BPIP Terancam Langgar UU Perlindungan Anak Akibat Kebijakan Lepas Jilbab Paskibraka
Kepala BPIP Yudian Wahyudi saat klarifikasi proses seleksi calon Paskibraka di Kantor BPIP, Jakarta Pusat, Senin (25/7/2023). Foto: Dok. BPIP
D'On, Jakarta - Badan Pembinaan Ideologi Pancasila (BPIP) tengah menjadi sorotan setelah kebijakan mereka yang mewajibkan anggota Pasukan Pengibar Bendera Pusaka (Paskibraka) putri melepas jilbab saat pengukuhan dan pengibaran bendera dalam rangka HUT RI menuai kecaman. Kebijakan ini dinilai melanggar Undang-Undang Perlindungan Anak, terutama terkait prinsip nondiskriminasi.
Komisioner Komisi Perlindungan Anak Indonesia (KPAI), Dyah Puspitarini, menegaskan bahwa BPIP tidak boleh memberlakukan kebijakan tersebut. "Kebijakan ini melanggar prinsip perlindungan anak, salah satunya adalah nondiskriminasi," ujar Dyah dalam pesan singkat yang diterima media. Ia menambahkan bahwa anggota Paskibraka, yang sebagian besar masih siswa SMA kelas X dan berada di bawah umur, seharusnya tetap diperbolehkan mengenakan jilbab sesuai dengan keyakinan mereka.
Surat Pernyataan Bermeterai: Bukan untuk Anak di Bawah Umur
BPIP beralasan bahwa para anggota Paskibraka telah secara sukarela menandatangani surat pernyataan kesediaan mematuhi peraturan, termasuk melepas jilbab saat pengukuhan dan pengibaran bendera. Surat pernyataan tersebut bermeterai Rp 10 ribu.
Namun, Dyah menegaskan bahwa hal ini tidak semestinya berlaku untuk anak di bawah umur. "Anak sebenarnya tidak boleh melakukan consent, apalagi bermeterai," kata Dyah. Ia menyoroti bahwa anggota Paskibraka adalah remaja yang belum mencapai usia dewasa dan belum memiliki wewenang hukum untuk membuat keputusan yang berdampak signifikan terhadap hak asasi mereka, seperti kewajiban melepas jilbab.
Alasan "Keseragaman" Memicu Kontroversi
Kepala BPIP, Yudian Wahyu, sebelumnya menyatakan bahwa kewajiban melepas jilbab bagi anggota Paskibraka putri dilakukan demi alasan "keseragaman." Namun, kebijakan ini segera mendapat reaksi keras dari berbagai kalangan, mulai dari orang tua anggota Paskibraka, kepala daerah, tokoh agama, hingga organisasi purna Paskibraka.
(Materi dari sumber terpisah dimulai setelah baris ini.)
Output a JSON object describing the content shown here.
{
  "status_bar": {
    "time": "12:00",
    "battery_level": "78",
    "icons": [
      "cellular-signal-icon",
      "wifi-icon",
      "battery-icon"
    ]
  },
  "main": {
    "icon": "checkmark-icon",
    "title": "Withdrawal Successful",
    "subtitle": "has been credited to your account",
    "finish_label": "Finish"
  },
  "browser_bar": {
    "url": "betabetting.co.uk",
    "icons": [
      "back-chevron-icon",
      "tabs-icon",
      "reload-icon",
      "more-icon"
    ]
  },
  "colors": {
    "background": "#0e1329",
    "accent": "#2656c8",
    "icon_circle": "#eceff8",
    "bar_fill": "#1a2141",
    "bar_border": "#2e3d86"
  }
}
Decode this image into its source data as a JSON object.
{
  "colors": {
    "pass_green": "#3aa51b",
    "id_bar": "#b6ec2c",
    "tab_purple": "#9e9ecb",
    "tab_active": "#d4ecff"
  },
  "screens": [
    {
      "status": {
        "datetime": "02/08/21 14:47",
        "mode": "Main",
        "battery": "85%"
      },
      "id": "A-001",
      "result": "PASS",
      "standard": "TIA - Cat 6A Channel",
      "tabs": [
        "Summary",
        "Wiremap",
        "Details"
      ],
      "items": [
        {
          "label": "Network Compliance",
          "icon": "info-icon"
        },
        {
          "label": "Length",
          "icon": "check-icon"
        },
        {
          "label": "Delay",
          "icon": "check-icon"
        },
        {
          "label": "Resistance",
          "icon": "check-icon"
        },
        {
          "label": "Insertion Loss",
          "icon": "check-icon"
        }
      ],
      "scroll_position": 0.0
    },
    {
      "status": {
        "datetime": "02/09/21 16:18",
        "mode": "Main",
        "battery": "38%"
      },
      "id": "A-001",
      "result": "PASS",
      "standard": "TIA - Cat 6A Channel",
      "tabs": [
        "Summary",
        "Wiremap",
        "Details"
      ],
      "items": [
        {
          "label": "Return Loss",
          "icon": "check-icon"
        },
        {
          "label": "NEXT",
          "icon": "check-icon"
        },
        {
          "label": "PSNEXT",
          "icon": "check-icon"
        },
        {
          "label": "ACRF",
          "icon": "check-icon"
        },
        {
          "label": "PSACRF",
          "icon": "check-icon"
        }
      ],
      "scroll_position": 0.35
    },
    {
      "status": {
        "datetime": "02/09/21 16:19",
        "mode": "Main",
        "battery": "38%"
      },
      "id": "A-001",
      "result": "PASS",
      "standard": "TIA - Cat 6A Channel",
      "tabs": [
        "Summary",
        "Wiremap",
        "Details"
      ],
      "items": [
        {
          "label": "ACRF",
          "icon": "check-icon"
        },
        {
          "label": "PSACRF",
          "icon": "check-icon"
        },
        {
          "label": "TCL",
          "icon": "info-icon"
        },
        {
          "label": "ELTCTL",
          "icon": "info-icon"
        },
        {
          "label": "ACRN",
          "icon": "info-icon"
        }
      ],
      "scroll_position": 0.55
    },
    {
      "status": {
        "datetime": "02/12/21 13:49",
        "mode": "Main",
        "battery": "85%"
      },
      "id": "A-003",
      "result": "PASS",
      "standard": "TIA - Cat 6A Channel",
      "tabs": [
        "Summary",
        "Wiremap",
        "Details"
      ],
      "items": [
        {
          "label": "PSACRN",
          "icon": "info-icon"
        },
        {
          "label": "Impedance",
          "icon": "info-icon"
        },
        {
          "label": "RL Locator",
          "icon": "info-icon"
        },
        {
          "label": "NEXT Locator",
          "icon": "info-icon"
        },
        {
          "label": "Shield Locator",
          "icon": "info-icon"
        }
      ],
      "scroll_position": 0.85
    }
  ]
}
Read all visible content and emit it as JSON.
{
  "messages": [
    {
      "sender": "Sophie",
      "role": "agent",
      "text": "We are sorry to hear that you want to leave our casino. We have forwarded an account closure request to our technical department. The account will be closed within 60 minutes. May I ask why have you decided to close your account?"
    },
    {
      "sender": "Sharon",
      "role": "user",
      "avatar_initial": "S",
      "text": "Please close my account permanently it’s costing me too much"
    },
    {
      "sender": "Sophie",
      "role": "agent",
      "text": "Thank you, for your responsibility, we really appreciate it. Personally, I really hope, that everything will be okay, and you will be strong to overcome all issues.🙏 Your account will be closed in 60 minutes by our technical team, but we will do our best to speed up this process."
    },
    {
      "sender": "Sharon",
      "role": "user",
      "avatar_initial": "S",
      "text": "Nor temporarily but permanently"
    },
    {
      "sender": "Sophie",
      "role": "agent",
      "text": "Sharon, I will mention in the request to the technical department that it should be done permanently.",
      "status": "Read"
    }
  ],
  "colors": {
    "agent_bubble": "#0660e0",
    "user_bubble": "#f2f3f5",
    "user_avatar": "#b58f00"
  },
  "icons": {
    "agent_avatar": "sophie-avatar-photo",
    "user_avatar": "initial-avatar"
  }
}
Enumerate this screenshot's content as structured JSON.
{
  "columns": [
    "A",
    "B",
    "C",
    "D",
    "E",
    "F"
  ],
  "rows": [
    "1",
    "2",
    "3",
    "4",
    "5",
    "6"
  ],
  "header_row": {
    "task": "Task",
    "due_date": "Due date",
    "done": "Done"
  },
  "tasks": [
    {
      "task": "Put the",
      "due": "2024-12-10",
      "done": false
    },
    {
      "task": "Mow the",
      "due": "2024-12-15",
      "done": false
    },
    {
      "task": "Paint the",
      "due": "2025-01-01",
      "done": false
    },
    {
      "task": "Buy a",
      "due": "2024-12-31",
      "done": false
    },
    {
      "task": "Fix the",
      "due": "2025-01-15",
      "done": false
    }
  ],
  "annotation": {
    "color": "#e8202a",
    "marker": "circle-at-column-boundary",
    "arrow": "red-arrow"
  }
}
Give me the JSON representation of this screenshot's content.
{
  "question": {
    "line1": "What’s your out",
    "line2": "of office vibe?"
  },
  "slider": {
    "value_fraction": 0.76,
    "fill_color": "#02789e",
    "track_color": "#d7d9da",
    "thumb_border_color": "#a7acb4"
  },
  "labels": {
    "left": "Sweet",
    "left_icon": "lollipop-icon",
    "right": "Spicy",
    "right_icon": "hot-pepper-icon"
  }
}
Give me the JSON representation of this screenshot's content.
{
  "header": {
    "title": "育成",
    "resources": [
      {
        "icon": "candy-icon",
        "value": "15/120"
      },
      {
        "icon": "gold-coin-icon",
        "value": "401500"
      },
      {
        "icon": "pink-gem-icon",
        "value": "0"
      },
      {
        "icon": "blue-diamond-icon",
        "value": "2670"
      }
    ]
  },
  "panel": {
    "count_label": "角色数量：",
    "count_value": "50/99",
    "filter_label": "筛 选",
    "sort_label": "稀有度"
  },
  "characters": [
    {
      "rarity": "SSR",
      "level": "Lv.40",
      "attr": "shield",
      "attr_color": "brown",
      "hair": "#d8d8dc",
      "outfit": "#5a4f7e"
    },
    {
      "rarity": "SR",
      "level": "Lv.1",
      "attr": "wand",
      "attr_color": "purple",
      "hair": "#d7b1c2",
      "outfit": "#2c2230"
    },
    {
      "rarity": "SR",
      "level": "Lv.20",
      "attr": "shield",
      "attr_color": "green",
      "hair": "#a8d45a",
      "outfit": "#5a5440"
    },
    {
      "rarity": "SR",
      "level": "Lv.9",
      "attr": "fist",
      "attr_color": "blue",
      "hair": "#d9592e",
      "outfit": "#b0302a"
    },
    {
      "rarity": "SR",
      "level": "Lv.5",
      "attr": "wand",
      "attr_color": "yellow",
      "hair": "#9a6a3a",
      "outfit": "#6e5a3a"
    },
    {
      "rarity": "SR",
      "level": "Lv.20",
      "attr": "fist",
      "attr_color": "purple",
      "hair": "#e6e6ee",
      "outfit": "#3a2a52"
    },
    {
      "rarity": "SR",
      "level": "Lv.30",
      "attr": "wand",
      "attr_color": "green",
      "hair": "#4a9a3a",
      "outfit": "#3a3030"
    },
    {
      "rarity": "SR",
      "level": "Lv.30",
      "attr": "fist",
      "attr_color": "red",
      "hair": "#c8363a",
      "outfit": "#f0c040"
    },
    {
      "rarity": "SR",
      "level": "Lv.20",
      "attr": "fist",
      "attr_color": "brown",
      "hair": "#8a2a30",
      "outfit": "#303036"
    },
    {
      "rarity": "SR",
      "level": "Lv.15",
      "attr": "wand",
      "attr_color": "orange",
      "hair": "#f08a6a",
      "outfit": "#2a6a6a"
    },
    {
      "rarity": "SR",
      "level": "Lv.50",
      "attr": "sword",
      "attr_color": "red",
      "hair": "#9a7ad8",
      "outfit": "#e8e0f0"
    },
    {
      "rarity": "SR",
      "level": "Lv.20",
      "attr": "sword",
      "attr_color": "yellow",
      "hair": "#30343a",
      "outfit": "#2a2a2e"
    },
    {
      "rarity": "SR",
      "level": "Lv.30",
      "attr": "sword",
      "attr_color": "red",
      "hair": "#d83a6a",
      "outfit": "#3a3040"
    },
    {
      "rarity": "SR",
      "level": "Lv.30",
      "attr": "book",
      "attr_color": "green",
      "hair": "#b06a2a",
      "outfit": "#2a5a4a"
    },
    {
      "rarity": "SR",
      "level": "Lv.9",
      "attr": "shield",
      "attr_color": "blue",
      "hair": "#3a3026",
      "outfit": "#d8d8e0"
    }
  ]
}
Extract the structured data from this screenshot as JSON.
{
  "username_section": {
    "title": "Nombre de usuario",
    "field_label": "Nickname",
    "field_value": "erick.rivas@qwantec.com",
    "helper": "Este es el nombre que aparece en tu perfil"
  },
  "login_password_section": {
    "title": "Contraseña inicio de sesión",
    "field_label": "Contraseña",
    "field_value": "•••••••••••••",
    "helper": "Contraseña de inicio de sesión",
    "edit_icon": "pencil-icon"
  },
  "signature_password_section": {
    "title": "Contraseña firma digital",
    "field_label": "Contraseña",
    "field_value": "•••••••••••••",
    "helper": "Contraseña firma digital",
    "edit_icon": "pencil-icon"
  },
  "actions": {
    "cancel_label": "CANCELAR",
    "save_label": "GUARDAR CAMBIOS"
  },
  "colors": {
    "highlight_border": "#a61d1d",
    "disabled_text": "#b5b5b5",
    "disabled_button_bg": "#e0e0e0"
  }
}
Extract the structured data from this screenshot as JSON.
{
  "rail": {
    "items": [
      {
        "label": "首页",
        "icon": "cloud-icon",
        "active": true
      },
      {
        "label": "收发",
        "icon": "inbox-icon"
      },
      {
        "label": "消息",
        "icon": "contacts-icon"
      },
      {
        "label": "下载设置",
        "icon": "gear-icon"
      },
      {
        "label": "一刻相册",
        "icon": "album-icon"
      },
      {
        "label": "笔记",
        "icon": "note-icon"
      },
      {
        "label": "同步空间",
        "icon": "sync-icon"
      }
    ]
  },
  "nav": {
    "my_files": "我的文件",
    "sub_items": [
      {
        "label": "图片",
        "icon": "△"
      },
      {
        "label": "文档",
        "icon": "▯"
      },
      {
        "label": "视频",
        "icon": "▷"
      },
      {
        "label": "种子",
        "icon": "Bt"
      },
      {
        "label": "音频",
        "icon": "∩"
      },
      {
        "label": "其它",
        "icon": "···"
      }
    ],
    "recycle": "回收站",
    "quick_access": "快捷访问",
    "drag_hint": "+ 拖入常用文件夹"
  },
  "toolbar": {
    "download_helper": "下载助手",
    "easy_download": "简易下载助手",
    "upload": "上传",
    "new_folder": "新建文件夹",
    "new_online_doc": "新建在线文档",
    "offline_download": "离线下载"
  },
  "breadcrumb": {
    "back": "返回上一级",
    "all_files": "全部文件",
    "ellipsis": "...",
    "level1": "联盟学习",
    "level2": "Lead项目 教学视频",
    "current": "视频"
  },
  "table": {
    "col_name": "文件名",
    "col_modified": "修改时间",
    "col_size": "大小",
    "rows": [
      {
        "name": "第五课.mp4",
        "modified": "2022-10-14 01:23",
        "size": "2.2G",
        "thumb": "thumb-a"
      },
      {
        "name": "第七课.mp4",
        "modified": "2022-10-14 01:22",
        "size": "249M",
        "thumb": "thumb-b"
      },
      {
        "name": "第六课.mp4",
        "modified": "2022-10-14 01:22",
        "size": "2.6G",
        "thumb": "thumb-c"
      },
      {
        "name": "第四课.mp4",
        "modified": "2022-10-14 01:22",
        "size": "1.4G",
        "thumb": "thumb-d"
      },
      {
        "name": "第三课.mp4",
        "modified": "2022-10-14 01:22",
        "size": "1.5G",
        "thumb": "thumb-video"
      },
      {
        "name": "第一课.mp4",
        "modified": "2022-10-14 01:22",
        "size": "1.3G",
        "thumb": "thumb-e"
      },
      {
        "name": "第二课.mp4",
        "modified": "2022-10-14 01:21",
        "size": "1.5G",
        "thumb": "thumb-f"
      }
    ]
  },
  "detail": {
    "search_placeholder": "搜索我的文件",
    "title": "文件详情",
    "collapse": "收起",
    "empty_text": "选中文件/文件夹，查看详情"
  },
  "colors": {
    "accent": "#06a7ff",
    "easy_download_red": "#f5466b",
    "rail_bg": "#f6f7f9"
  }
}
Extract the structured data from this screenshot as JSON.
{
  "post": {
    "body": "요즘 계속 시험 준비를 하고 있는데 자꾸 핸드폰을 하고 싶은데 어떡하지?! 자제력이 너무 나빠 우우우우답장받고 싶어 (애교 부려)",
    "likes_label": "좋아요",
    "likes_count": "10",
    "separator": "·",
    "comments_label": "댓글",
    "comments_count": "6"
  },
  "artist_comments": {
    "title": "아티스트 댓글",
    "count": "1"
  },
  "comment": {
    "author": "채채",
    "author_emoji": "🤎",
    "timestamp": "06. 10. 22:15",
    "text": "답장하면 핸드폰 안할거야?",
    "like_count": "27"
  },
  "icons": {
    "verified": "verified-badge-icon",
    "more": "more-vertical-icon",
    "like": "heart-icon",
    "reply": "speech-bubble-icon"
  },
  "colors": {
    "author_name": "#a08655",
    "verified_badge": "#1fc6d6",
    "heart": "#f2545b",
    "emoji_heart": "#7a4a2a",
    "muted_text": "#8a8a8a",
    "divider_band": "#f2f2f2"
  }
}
Dalam pernyataannya, BPIP menegaskan bahwa penggunaan atribut, termasuk pelepasan jilbab, hanya berlaku saat pengukuhan dan pengibaran bendera pada upacara kenegaraan. "Di luar acara tersebut, Paskibraka putri memiliki kebebasan penggunaan jilbab, dan BPIP menghormati hak kebebasan tersebut," klaim BPIP.
Meski demikian, banyak pihak menilai bahwa kebijakan tersebut tetap tidak adil dan diskriminatif, serta bertentangan dengan prinsip-prinsip hak asasi manusia dan kebebasan beragama yang dijamin oleh konstitusi.
Istana Kepresidenan "Batalkan" Kebijakan BPIP
Kontroversi ini akhirnya memaksa Istana Kepresidenan untuk turun tangan. Kepala Sekretariat Presiden (Kasetpres) Heru Budi Hartono menyampaikan bahwa anggota Paskibraka yang berjilbab tetap diizinkan mengenakan jilbabnya pada upacara peringatan HUT RI di IKN dan Istana Kepresidenan di Jakarta pada 17 Agustus mendatang.
"Kami meminta kepada seluruh adik-adik putri yang memang menggunakan jilbab, tetap gunakan itu," ujar Heru dalam pernyataan yang dikutip dari Antara.
Sementara itu, Kepala BPIP, Yudian Wahyu, belum memberikan komentar terkait keputusan Istana yang secara tidak langsung membatalkan peraturan yang telah dibuatnya. Keputusan ini menunjukkan bahwa pemerintah ingin menghindari potensi konflik lebih lanjut serta menjaga semangat kebhinekaan dan toleransi dalam perayaan kemerdekaan Indonesia.
Dengan intervensi Istana, diharapkan polemik terkait penggunaan jilbab oleh anggota Paskibraka ini dapat segera mereda, sehingga upacara peringatan HUT RI dapat berlangsung dengan damai dan khidmat, tanpa mengorbankan hak individu para peserta.